Temperature-controlled polymorphism of chiral Cu(II)-Ln(III) dinuclear complexes exhibiting slow magnetic relaxation.

A new family of 3d-4f dinuclear complexes derived from a chiral Schiff-base ligand, (R,R)-N,N'-bis(3-methoxysalicylidene)cyclohexane-1,2-diamine (H2L), has been synthesized and structurally characterized, namely, [Cu(L)Ln(NO3)3(H2O)] (Ln = Ce (1) and Nd (2)), [Cu(L)Sm(NO3)3]·2CH3CN (3) and [Cu(L)Ln(NO3)3] (Ln = Eu (4), Gd (5 and 5'), Tb (6 and 6'), Dy (7 and 7'), Ho (8), Er (9) and Yb (10)). Structural determination revealed that these complexes are composed of two diphenoxo-bridged Cu(II)-Ln(III) dinuclear clusters with slight structural differences. Complexes 1, 2 and 4-7 crystallize in the chiral space group P1, and the space group of 3 is P2₁, while the other six complexes (5'-7' and 8-10) are isomorphous and each of them contains two slightly different Cu(II)-Ln(III) dinuclear clusters in the asymmetric unit with the chiral space group P2₁. Magnetic investigations showed that ferromagnetic couplings between the Cu(II) and Ln(III) ions exist in 5-7 and 5'-7'. Moreover, the alternating current (ac) magnetic susceptibilities of 6, 6', 7 and 7' showed that both the in-phase (χ') and out-of-phase (χ'') are frequency- and temperature-dependent with a series of frequency-dependent peaks for the χ'', which being typical features of field-induced slow magnetic relaxation phenomena. For 8, a frequency dependent χ' with peaks but χ'' without peaks appeared; however, the compound displays field-induced slow magnetic relaxation behavior.

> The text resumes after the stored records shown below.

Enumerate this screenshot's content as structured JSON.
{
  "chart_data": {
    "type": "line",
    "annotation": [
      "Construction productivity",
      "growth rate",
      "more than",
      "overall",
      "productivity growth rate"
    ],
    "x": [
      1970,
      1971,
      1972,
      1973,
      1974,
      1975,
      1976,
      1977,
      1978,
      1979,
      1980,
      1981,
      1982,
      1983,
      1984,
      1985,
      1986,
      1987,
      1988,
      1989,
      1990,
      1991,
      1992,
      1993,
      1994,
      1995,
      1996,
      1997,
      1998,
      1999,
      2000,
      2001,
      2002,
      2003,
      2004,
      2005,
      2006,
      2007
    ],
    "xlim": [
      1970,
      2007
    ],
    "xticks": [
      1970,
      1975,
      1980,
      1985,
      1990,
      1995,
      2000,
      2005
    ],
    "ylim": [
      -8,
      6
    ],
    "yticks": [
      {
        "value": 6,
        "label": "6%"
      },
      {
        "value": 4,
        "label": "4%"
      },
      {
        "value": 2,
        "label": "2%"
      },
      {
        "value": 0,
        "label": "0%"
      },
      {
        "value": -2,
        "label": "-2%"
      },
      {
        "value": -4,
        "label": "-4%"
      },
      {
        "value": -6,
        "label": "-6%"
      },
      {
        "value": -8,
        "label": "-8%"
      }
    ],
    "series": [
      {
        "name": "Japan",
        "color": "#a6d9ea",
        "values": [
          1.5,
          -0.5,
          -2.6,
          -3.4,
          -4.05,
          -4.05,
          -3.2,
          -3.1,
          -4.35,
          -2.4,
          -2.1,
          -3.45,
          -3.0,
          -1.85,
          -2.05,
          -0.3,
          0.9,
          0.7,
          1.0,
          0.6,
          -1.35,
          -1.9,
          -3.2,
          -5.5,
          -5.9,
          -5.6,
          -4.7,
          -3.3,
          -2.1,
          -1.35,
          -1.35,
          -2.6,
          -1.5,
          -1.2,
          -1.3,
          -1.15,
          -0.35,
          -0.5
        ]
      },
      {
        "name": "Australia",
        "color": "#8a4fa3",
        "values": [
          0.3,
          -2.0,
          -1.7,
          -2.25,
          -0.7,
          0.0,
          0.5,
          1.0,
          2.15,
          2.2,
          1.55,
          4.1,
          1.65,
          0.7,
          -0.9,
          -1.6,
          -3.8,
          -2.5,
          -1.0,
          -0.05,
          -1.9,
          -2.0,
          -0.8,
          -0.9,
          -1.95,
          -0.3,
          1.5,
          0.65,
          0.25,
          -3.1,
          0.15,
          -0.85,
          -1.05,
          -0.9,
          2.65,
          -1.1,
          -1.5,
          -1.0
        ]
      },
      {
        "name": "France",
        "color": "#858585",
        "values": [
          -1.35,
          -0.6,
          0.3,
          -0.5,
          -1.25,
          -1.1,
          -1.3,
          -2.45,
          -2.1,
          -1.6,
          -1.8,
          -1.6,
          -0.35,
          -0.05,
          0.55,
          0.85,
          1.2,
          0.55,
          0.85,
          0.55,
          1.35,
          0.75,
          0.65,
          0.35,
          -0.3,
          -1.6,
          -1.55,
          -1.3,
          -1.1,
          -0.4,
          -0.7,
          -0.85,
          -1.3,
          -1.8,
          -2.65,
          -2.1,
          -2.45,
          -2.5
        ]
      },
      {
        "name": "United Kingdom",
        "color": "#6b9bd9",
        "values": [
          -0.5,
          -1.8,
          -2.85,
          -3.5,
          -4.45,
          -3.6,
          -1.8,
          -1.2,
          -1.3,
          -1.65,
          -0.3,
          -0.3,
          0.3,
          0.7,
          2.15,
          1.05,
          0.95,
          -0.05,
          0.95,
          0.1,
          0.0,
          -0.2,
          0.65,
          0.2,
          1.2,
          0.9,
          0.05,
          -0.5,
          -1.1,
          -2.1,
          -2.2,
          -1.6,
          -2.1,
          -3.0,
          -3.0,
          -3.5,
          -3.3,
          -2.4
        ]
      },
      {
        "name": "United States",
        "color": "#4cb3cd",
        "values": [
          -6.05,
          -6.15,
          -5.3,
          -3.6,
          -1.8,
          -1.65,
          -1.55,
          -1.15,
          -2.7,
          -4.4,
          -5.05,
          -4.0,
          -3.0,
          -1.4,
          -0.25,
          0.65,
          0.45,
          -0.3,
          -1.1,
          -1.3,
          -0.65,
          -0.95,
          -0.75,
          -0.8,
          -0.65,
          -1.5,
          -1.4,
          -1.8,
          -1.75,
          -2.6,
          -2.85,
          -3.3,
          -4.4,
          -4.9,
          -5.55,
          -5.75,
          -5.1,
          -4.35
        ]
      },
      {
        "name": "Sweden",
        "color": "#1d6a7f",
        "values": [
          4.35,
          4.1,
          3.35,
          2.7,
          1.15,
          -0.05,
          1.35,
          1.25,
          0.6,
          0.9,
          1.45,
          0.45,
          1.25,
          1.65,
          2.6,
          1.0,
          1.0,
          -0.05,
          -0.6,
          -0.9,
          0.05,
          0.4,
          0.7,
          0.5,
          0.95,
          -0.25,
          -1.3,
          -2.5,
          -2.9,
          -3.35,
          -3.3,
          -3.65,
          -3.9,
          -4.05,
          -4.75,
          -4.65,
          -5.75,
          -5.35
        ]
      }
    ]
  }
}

Furthermore, no obvious frequency-dependent ac signal was observed in 9 owing to the absence of the easy-axis anisotropy. More significantly, we observed the temperature-controlled reversible conversion from one chiral single-crystal (5-7) to another chiral single-crystal (5'-7') exhibiting slow magnetic relaxation.